“When did you first hear God call you his beloved daughter in who He was well pleased?” ,
When John asked this at the retreat my response was audible – it was a snort. The thought that very quickly followed was, ‘Never.’ Yet I’ve been returning to this question repeatedly in the weeks we’ve left Kirkridge. There has to be at least ONE time!
I realize that I continue to equate God with my authoritative and absentee father, which makes for a dysfunctional relationship that is distant, cold and strained in the best of times. In retrospect, this conceptualization of God may have been the very thing that has kept me an observer rather than an observant for so long.
What I should’ve been doing, and what I should do going forward, is equating God (if He must be thought of in male form) with my grandfather (also named John). This man was present for every small and large moment in my life, a constant presence of kindness, balance, unconditional love and support. He always told me that he loved me, but he also showed me in hundreds of ways that didn’t require him to use words.

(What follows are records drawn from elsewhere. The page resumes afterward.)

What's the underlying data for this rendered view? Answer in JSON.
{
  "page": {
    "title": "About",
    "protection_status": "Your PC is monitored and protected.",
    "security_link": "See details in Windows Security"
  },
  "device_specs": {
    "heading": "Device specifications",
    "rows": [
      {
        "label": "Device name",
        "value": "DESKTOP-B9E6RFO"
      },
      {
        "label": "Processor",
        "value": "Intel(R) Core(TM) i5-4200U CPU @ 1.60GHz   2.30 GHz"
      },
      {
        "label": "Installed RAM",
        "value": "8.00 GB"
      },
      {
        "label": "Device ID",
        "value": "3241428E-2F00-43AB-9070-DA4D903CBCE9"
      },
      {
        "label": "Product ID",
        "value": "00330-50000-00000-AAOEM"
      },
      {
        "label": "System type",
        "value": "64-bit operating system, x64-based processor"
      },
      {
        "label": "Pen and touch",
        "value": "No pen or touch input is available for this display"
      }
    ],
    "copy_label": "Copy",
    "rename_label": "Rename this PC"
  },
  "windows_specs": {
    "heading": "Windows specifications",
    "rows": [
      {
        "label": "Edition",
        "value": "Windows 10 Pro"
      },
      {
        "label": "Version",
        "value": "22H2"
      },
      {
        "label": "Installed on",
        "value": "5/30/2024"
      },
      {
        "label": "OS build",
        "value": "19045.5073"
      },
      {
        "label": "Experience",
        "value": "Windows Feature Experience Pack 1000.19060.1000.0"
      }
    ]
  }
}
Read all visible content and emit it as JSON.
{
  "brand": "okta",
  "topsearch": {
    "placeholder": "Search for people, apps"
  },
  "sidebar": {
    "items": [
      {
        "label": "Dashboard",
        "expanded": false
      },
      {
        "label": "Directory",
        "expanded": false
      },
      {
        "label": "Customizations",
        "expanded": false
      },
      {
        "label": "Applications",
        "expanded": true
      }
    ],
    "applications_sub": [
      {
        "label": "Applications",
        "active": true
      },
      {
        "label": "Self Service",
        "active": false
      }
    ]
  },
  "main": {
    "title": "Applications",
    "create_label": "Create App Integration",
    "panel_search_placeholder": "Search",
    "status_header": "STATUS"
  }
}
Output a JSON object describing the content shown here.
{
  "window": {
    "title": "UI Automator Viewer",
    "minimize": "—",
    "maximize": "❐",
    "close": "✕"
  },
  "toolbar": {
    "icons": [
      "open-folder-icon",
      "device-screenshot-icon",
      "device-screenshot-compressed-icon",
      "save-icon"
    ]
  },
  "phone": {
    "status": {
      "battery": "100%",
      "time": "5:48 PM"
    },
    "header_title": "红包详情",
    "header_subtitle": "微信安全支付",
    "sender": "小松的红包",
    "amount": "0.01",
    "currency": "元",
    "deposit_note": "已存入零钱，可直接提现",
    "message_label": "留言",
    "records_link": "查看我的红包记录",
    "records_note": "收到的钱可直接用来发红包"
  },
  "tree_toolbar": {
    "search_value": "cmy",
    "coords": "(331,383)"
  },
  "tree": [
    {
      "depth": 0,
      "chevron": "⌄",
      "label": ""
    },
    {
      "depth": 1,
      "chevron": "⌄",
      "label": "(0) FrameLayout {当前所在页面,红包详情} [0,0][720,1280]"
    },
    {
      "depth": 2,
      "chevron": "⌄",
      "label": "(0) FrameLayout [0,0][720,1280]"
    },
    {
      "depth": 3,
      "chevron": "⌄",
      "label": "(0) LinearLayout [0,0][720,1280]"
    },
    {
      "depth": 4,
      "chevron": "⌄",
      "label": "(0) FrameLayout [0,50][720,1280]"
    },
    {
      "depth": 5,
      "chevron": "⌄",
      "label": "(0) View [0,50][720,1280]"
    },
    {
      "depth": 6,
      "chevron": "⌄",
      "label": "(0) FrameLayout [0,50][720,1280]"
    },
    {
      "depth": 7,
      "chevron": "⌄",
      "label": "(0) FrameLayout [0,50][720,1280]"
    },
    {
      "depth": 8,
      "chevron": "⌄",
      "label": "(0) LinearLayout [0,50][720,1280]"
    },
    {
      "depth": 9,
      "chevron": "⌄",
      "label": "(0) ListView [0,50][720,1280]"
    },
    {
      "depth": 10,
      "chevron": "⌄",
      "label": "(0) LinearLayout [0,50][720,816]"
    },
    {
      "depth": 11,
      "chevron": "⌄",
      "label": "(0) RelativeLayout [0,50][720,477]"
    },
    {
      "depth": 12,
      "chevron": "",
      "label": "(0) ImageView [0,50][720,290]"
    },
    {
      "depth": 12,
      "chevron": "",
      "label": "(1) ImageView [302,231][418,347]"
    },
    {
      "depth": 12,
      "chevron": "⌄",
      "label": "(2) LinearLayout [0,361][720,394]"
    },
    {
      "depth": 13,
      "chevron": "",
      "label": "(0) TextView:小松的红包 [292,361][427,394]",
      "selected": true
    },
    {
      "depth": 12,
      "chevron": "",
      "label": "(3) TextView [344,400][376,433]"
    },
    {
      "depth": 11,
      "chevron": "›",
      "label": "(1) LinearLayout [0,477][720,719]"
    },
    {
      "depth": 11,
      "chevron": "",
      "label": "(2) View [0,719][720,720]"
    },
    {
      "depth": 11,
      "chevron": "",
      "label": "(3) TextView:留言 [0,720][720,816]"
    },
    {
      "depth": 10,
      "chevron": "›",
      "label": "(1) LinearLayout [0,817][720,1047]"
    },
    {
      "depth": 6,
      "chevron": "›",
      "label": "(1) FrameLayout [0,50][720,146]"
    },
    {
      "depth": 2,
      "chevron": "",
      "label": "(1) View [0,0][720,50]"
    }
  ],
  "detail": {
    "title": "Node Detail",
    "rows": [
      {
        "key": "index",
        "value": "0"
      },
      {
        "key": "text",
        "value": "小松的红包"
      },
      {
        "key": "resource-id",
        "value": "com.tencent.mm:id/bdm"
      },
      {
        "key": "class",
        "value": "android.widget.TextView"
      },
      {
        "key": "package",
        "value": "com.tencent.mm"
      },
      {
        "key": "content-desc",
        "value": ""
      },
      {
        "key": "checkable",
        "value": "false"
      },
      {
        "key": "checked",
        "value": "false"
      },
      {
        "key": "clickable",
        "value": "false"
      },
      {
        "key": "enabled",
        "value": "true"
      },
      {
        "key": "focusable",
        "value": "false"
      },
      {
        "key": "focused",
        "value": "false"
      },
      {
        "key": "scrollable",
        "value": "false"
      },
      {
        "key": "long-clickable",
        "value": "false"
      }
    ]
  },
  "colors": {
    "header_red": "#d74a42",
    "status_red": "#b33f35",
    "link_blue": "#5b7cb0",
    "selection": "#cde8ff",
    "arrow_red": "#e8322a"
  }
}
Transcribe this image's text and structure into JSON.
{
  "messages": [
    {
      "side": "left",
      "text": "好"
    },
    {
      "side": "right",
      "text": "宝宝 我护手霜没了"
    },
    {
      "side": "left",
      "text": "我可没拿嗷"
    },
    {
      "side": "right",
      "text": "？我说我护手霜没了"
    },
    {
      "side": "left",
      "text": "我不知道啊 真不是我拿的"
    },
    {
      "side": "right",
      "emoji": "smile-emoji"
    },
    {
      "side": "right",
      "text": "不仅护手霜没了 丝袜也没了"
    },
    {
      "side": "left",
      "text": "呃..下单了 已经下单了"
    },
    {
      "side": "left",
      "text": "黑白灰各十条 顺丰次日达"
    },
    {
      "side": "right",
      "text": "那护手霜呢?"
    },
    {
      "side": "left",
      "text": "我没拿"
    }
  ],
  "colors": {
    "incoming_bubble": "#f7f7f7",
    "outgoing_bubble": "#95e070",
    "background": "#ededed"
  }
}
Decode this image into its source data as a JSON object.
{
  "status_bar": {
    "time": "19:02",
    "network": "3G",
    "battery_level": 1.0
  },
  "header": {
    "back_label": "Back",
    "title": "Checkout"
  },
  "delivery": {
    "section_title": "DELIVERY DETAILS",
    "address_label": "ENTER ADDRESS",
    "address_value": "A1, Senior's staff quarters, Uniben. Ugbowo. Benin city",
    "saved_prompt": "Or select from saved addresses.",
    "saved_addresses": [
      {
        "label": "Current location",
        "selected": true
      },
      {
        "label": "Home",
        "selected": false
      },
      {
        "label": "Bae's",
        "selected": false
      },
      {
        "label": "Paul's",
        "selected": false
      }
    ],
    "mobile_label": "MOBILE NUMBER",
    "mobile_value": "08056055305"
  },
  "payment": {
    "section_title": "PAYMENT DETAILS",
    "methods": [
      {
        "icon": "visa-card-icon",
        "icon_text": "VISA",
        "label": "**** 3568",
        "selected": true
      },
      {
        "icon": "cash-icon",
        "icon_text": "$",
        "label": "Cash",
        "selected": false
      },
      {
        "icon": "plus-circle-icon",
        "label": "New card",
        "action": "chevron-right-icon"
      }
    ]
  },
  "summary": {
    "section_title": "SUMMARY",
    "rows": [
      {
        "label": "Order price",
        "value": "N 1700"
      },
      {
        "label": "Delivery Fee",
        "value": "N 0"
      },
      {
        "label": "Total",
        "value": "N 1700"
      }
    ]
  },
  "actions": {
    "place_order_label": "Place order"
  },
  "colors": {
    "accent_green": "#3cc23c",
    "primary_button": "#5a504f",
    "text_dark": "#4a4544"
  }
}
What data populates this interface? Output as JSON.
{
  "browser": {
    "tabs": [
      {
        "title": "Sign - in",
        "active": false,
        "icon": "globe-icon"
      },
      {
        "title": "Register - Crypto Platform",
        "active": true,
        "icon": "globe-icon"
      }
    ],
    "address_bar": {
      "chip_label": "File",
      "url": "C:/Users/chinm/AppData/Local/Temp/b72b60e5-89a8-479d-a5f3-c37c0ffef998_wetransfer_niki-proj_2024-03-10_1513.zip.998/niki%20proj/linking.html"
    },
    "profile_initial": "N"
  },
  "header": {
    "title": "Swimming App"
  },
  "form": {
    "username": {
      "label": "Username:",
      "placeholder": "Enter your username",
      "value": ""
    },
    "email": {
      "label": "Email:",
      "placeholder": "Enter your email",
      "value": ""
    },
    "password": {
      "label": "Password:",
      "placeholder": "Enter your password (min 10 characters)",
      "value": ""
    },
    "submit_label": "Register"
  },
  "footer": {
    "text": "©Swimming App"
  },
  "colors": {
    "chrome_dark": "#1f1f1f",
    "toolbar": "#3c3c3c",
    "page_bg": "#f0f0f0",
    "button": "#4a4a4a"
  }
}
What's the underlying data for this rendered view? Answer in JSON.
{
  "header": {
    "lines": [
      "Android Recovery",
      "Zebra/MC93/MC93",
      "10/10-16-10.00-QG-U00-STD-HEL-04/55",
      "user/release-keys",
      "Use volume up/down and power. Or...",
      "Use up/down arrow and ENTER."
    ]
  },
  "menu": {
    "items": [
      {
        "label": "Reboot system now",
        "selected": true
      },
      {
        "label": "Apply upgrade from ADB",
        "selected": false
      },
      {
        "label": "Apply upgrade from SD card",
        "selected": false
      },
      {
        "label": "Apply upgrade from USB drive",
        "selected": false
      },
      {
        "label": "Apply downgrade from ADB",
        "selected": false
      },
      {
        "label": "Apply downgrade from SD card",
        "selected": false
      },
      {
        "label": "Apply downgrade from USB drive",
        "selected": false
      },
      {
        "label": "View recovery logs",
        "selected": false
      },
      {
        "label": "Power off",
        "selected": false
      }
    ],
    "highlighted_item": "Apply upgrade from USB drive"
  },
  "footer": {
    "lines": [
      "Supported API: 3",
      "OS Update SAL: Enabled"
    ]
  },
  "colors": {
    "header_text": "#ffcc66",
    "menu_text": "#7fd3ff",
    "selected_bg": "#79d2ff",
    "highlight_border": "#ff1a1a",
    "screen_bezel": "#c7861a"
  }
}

If God is anything like my grandfather, then it’s these little things that I should be looking for – not some booming voice from the sky that, frankly, will never come. Rather, I will be showed in ways that I am able to understand and accept. Ways that I’ve been missing all along…
God has been telling me He loves me everyday, I’ve simply been missing it. Each day I open the door to the shelter to let in anywhere from 50 to 150 men that have been waiting, sometimes for hours. Some of them I’ve established a friendship with, and every morning they tell me they love me – sometimes several times throughout the day – for months now.
Only now have I caught on that this is God’s voice – resonating through the mouths of the poor. How could I have been so deaf to have missed it?